TrumpRx.gov launched with 43 medications (now 44) available at prices benchmarked to what peer nations pay. For some patients – particularly those who are uninsured or underinsured and paying full price out of pocket – this is a meaningful and immediate benefit. We are especially encouraged that some GLP-1 medications, which treat obesity and type 2 diabetes, and which have demonstrated extraordinary health benefits, are accessible and potentially more affordable through the platform. For patients who have been rationing insulin, skipping doses of essential medications, or simply going without, TrumpRx represents progress toward genuine relief.
But relief for some patients on 40+ drugs is not a solution for all patients and all drugs. The U.S. market includes thousands of medications. The patients who most need help – those on complex medication regimens, those in rural communities with limited pharmacy access, those on Medicaid navigating a system that often already underpays for their care – are not necessarily the patients best positioned to benefit from a digital direct-to-consumer purchasing platform. TrumpRx is an important start. It is not a cure-all.
Here is where we have to be honest with you about what is emerging from the details of TrumpRx – details that the pharmaceutical industry has, characteristically, preferred to keep quiet.
The agreements between the administration and drug manufacturers are confidential. The public cannot read them. But publicly traded drugmakers are required to disclose material business arrangements to their investors, and in recent earnings calls and securities filings, a critical detail has surfaced: some of these agreements appear to last only three years.
Three years.
The pharmaceutical industry did not agree to three-year pricing commitments accidentally.
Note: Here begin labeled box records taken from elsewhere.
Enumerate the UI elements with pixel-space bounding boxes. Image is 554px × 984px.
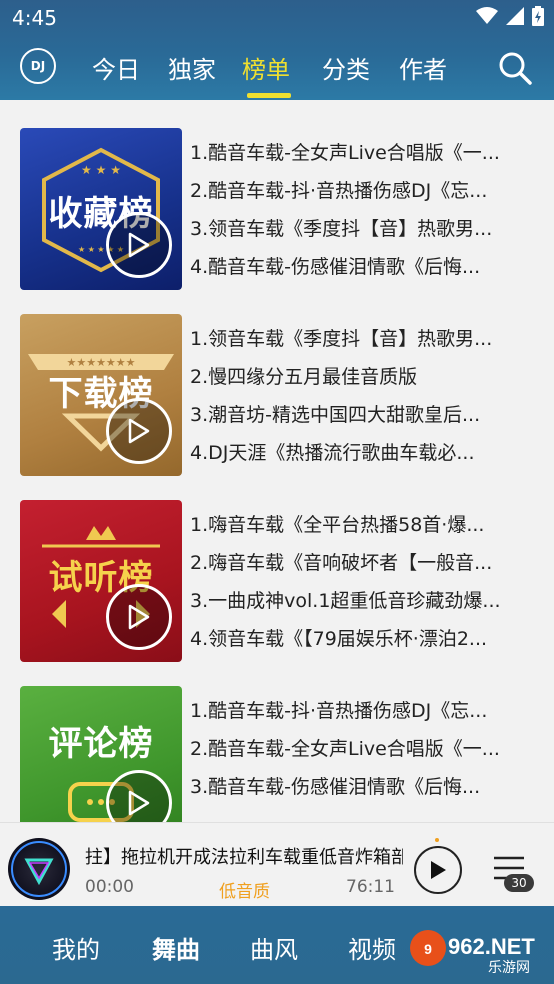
track-item[interactable]: 4.酷音车载-伤感催泪情歌《后悔... — [190, 252, 530, 290]
app-logo[interactable]: DJ — [20, 48, 56, 84]
play-button[interactable] — [106, 770, 172, 822]
track-item[interactable]: 4.领音车载《【79届娱乐杯·漂泊2... — [190, 624, 530, 662]
track-item[interactable]: 4.DJ天涯《热播流行歌曲车载必... — [190, 438, 530, 476]
track-duration: 76:11 — [346, 877, 395, 897]
track-item[interactable]: 2.慢四缘分五月最佳音质版 — [190, 362, 530, 400]
track-list: 1.酷音车载-抖·音热播伤感DJ《忘... 2.酷音车载-全女声Live合唱版《… — [190, 696, 530, 810]
bottom-nav: 我的 舞曲 曲风 视频 9 962.NET 乐游网 — [0, 906, 554, 984]
chart-card-downloads[interactable]: ★★★★★★★ 下载榜 1.领音车载《季度抖【音】热歌男... 2.慢四缘分五月… — [20, 314, 554, 476]
watermark-subtext: 乐游网 — [488, 960, 530, 976]
play-icon — [431, 861, 446, 879]
track-item[interactable]: 1.酷音车载-抖·音热播伤感DJ《忘... — [190, 696, 530, 734]
status-bar: 4:45 — [0, 0, 554, 36]
track-item[interactable]: 1.酷音车载-全女声Live合唱版《一... — [190, 138, 530, 176]
progress-dot — [435, 838, 439, 842]
track-item[interactable]: 3.一曲成神vol.1超重低音珍藏劲爆... — [190, 586, 530, 624]
svg-text:9: 9 — [424, 941, 432, 957]
tab-exclusive[interactable]: 独家 — [168, 50, 216, 85]
player-divider — [0, 822, 554, 823]
play-button[interactable] — [106, 584, 172, 650]
track-item[interactable]: 1.领音车载《季度抖【音】热歌男... — [190, 324, 530, 362]
battery-icon — [532, 6, 544, 26]
watermark-text: 962.NET — [448, 934, 535, 959]
bottom-tab-genre[interactable]: 曲风 — [250, 930, 298, 965]
track-item[interactable]: 2.酷音车载-抖·音热播伤感DJ《忘... — [190, 176, 530, 214]
bottom-tab-mine[interactable]: 我的 — [52, 930, 100, 965]
app-header: 4:45 DJ 今日 独家 榜单 分类 作者 — [0, 0, 554, 100]
audio-quality[interactable]: 低音质 — [219, 877, 270, 902]
chart-list[interactable]: ★ ★ ★ ★ ★ ★ ★ ★ 收藏榜 1.酷音车载-全女声Live合唱版《一.… — [0, 100, 554, 822]
tab-authors[interactable]: 作者 — [399, 50, 447, 85]
play-icon — [128, 418, 150, 444]
chart-card-favorites[interactable]: ★ ★ ★ ★ ★ ★ ★ ★ 收藏榜 1.酷音车载-全女声Live合唱版《一.… — [20, 128, 554, 290]
signal-icon — [506, 7, 524, 25]
track-item[interactable]: 2.嗨音车载《音响破坏者【一般音... — [190, 548, 530, 586]
play-button[interactable] — [106, 212, 172, 278]
chart-cover[interactable]: ★★★★★★★ 下载榜 — [20, 314, 182, 476]
mini-player[interactable]: 拄】拖拉机开成法拉利车载重低音炸箱部 00:00 低音质 76:11 30 — [0, 830, 554, 906]
wifi-icon — [476, 7, 498, 24]
tab-charts[interactable]: 榜单 — [242, 50, 290, 85]
track-item[interactable]: 3.潮音坊-精选中国四大甜歌皇后... — [190, 400, 530, 438]
track-item[interactable]: 3.领音车载《季度抖【音】热歌男... — [190, 214, 530, 252]
site-watermark: 9 962.NET 乐游网 — [410, 930, 535, 976]
top-nav: DJ 今日 独家 榜单 分类 作者 — [0, 40, 554, 100]
chart-cover[interactable]: 试听榜 — [20, 500, 182, 662]
svg-text:★ ★ ★: ★ ★ ★ — [81, 163, 121, 177]
now-playing-title[interactable]: 拄】拖拉机开成法拉利车载重低音炸箱部 — [85, 843, 403, 869]
track-item[interactable]: 2.酷音车载-全女声Live合唱版《一... — [190, 734, 530, 772]
logo-text: DJ — [30, 59, 46, 73]
track-list: 1.酷音车载-全女声Live合唱版《一... 2.酷音车载-抖·音热播伤感DJ《… — [190, 138, 530, 290]
chart-cover[interactable]: ★ ★ ★ ★ ★ ★ ★ ★ 收藏榜 — [20, 128, 182, 290]
play-pause-button[interactable] — [414, 846, 462, 894]
album-art[interactable] — [8, 838, 70, 900]
chart-card-comments[interactable]: 评论榜 1.酷音车载-抖·音热播伤感DJ《忘... 2.酷音车载-全女声Live… — [20, 686, 554, 822]
play-icon — [128, 790, 150, 816]
playback-position: 00:00 — [85, 877, 134, 897]
queue-count-badge: 30 — [504, 874, 534, 892]
play-icon — [128, 232, 150, 258]
track-list: 1.嗨音车载《全平台热播58首·爆... 2.嗨音车载《音响破坏者【一般音...… — [190, 510, 530, 662]
active-tab-indicator — [247, 93, 291, 98]
track-item[interactable]: 1.嗨音车载《全平台热播58首·爆... — [190, 510, 530, 548]
status-icons — [476, 6, 544, 26]
tab-categories[interactable]: 分类 — [322, 50, 370, 85]
play-button[interactable] — [106, 398, 172, 464]
search-icon[interactable] — [497, 50, 533, 86]
track-item[interactable]: 3.酷音车载-伤感催泪情歌《后悔... — [190, 772, 530, 810]
status-time: 4:45 — [12, 6, 57, 30]
album-art-graphic — [11, 841, 67, 897]
tab-today[interactable]: 今日 — [92, 50, 140, 85]
chart-cover[interactable]: 评论榜 — [20, 686, 182, 822]
cover-title: 评论榜 — [48, 724, 154, 764]
bottom-tab-video[interactable]: 视频 — [348, 930, 396, 965]
track-list: 1.领音车载《季度抖【音】热歌男... 2.慢四缘分五月最佳音质版 3.潮音坊-… — [190, 324, 530, 476]
bottom-tab-dance[interactable]: 舞曲 — [152, 930, 200, 965]
chart-card-listening[interactable]: 试听榜 1.嗨音车载《全平台热播58首·爆... 2.嗨音车载《音响破坏者【一般… — [20, 500, 554, 662]
play-icon — [128, 604, 150, 630]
Three years is short enough to be financially manageable and long enough to generate positive headlines – while aligning roughly with the next presidential election cycle. If the political environment shifts, those deals don’t get renewed on the same terms. And the manufacturers understand that.
This is not a new playbook. Drug companies have a long and well-documented history of offering limited-time access programs, patient assistance initiatives, and voluntary pricing concessions precisely when structural reform is gaining momentum – and then allowing those programs to quietly expire when the political pressure eases. TrumpRx, as currently structured, could fit that pattern. We have not seen that the industry has changed its fundamental behavior. It is more likely that it has made a calculated, time-limited concession while hoping that the political will for deeper reform dissipates.
We do not believe it will. And that brings us to what needs to happen next.
Americans for Lower Drug Prices was founded on a simple premise: the problem of high drug prices in America is not a Republican problem or a Democratic problem. It is an American problem, and it requires sustained, bipartisan solutions. We have praised the Inflation Reduction Act’s Medicare negotiation provisions. We praise the aims and work to date of TrumpRx. And we are here to tell you that praising both is not fence-sitting: it is the only intellectually honest position available.
What both initiatives share is the recognition that manufacturers will not voluntarily lower prices unless they are required or strongly incentivized to do so. TrumpRx proves that premise as powerfully as anything that has come before it. When our political leaders show the will to act, the industry moves. That is the lesson, and it is the lesson we intend to use. In Part 2 of this series, we will make the case for what durable, structural reform actually looks like – and why the three-year clock now ticking on some TrumpRx agreements makes the urgency of state-level action more pressing than ever. The window is open. The question is whether policymakers will use it.